Marley witnessed first hand poverty  of the “sufferahs” whose aspirations he would later give voice to in his songs.

In 1972 Marley was 27-years old-and had several local hit songs, he married a local girl named Rita Anderson (who later became part of his vocal collaborator as one of the I-threes )and spent time working in the United States where his mother had migrated in the early 1960s.

Marley became drawn to Rastafarianism the faith that he would make synonymous with reggae. His lyrics were increasingly influenced by the distinctive biblical and political language used by Rastafarians in Jamaica.

The sect had been born in Kingston a few decades before, when a group of Marcus Garvey’s followers celebrated the 1930 coronation of Haile Selassie 1 as emperor of Ethiopia as a fulfilment of Garvey’s supposed prophecy to “look to the East for the crowning of the African King”.

The Rastafarians revered Selassie as the living Christ and the sect’s impoverished members among them Kingston musicians sang hymns of “going home to an Ethiopian  Zion”.

Developing an elaborate eschatology drawn from the King James Bible, their outlook and speech were shaped by the scriptures, they frowned on modern medicine and refused to eat meat, encouraged the ritual of smoking of marijuana (for good meditation according to their reading of the Old Testament.

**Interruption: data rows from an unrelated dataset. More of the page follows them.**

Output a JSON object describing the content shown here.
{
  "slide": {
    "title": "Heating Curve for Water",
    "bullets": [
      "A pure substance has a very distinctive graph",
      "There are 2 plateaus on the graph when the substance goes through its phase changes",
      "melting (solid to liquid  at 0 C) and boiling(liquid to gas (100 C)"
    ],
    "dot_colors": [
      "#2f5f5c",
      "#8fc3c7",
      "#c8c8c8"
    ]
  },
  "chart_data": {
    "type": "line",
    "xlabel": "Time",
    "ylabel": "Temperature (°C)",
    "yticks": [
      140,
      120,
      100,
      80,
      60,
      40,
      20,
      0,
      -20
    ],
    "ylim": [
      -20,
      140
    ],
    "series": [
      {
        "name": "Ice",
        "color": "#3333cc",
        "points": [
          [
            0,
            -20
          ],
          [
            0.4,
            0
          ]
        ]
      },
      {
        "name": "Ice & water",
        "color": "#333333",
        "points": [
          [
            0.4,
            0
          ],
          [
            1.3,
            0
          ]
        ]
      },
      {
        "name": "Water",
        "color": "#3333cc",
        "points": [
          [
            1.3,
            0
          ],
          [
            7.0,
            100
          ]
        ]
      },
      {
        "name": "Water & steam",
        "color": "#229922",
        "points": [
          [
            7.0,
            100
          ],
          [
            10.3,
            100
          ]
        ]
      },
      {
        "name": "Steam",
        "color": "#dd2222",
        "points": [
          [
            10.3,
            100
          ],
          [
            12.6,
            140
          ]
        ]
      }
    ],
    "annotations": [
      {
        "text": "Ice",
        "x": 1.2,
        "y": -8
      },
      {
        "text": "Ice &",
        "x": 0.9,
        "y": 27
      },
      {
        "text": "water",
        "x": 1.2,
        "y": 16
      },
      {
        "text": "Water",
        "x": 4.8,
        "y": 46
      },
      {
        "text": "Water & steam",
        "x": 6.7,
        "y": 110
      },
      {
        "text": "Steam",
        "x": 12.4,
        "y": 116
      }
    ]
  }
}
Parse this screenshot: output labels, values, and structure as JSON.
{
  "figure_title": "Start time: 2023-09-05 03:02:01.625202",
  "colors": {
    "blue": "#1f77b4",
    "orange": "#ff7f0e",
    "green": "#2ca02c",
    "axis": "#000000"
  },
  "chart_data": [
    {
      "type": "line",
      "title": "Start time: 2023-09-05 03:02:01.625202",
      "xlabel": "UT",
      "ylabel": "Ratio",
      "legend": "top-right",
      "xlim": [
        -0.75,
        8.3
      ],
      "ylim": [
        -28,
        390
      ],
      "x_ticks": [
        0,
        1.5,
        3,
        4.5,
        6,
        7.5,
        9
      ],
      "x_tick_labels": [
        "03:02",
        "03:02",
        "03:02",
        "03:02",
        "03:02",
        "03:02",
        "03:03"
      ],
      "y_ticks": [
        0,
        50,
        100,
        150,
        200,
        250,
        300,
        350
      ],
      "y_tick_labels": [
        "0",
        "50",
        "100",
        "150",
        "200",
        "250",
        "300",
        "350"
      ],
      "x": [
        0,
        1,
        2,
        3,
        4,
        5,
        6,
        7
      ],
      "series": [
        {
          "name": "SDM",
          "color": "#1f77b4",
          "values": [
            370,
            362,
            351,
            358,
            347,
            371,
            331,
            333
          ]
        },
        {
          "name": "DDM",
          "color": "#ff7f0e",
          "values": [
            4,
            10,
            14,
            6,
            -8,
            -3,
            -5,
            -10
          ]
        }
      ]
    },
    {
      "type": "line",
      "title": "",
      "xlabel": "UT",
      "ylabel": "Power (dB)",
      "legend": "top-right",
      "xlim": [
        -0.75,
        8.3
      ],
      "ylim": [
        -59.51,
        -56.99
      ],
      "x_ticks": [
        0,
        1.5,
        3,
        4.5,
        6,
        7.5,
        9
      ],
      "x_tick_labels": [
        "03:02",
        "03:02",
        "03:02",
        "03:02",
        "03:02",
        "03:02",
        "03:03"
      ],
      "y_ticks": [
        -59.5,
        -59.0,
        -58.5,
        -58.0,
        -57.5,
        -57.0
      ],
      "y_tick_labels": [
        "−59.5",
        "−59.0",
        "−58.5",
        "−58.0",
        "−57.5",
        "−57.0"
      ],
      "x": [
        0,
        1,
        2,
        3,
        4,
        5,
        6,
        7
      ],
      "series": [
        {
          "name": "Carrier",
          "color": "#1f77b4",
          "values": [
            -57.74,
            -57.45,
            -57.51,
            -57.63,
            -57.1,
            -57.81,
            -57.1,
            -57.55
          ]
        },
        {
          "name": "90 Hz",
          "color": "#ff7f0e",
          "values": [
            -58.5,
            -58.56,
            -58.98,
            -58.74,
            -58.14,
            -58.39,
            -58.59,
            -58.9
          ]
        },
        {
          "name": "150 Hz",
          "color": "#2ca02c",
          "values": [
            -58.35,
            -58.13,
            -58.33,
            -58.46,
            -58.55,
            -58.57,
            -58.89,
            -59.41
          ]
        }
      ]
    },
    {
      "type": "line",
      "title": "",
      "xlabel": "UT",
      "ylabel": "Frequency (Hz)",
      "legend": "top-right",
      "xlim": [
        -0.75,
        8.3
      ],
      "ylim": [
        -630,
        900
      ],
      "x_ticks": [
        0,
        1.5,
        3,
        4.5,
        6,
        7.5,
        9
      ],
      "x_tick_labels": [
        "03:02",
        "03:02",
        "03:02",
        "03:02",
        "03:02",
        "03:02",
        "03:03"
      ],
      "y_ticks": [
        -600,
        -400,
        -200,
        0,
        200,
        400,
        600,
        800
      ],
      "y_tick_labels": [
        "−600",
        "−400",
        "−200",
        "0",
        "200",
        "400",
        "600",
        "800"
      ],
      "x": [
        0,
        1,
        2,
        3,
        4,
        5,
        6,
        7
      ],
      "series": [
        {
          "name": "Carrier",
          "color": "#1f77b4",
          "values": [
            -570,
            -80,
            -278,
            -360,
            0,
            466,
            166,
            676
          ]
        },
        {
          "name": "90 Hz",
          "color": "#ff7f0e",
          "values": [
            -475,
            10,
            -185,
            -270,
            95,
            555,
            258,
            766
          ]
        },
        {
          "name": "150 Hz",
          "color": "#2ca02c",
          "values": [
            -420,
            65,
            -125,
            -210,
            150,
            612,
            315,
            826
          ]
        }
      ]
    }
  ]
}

Moreover, citing the Samsonite edict of Leviticus 21:15 (they shall not make baldness upon their head) they prohibited cutting hair.

For Jamaica proliferating Rastafarians who already regarded Haile Selassie as divine, Marley attained the status of prophet. For example: After being shot at his home in March 1976, Marley left Jamaica and spent a year among West Indians émigrés in Britain.

The following year he released the album Exodus. The Biblical tale of Exodus evokes deliverance from bondage and movement  towards home or away from it, movement without the certitude of earthly sanctuary at it’s start or end.

To his admirers, Marley is symbolic of the need not merely for freedom, but for skepticism as well. He is the maker ,above all of songs that decry the pains of life in the Babylon he abhorred but which proves that those oppressions could as his lyrics went be “brutalised with music”.